Jeden z lokalnych portali z Trójmiasta opublikował dwa zdjęcia, na których widać zwłoki Grzegorza Borysa tuż po wyciągnięciu z wody. Na jednym ze zdjęć widać całą sylwetkę poszukiwanego mężczyzny. Obok niego stoi nurek w kombinezonie, a w tle widać m.in. umundurowanego funkcjonariusza policji. Drugie zdjęcie przedstawia zbliżenie na twarz denata, zostało wykonane z bardzo bliska. Kto jest autorem zdjęć przedstawiających zwłoki poszukiwanego? Nie wiadomo, ale wszystko wskazuje na to, że jest to osoba, która mogła brać udział w akcji wydobywania ciała na powierzchnię. Pierwsze ze zdjęć wykonane jest bowiem z łodzi, na co wskazuje charakterystyczny kadr
- pisaliśmy na naszych stronach przed kilkoma dniami.
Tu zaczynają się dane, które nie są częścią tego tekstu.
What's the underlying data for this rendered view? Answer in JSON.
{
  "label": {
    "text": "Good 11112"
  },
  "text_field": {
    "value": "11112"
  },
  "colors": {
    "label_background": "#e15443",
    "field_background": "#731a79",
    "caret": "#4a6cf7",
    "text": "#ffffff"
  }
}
Teraz w tej sprawie zainterweniowała prokuratura.
- Prokuratura wszczęła śledztwo o czyn z art. 222 § 2 kodeksu karnego - przekazała dzisiaj rzeczniczka Prokuratury Okręgowego w Gdańsku prok. Grażyna Wawryniuk.
Dotyczy to ujawnienia przez funkcjonariusza publicznego osobie nieuprawnionej informacji niejawnej o klauzuli "zastrzeżone" lub "poufne" lub informacji, którą uzyskał w związku z wykonywaniem czynności służbowych, a której ujawnienie może narazić na szkodę prawnie chroniony interes.
Za ujawnienie zdjęć grozi do 3 lat więzienia.
Bezpośrednią przyczyną śmierci Borysa było utonięcie. Na ciele zmarłego ujawniono rany cięte oraz dwie rany od postrzału z broni pneumatycznej. Mężczyzna był poszukiwany przez służby od 20 października, kiedy w jego mieszkaniu znaleziono ciało 6-letniego syna.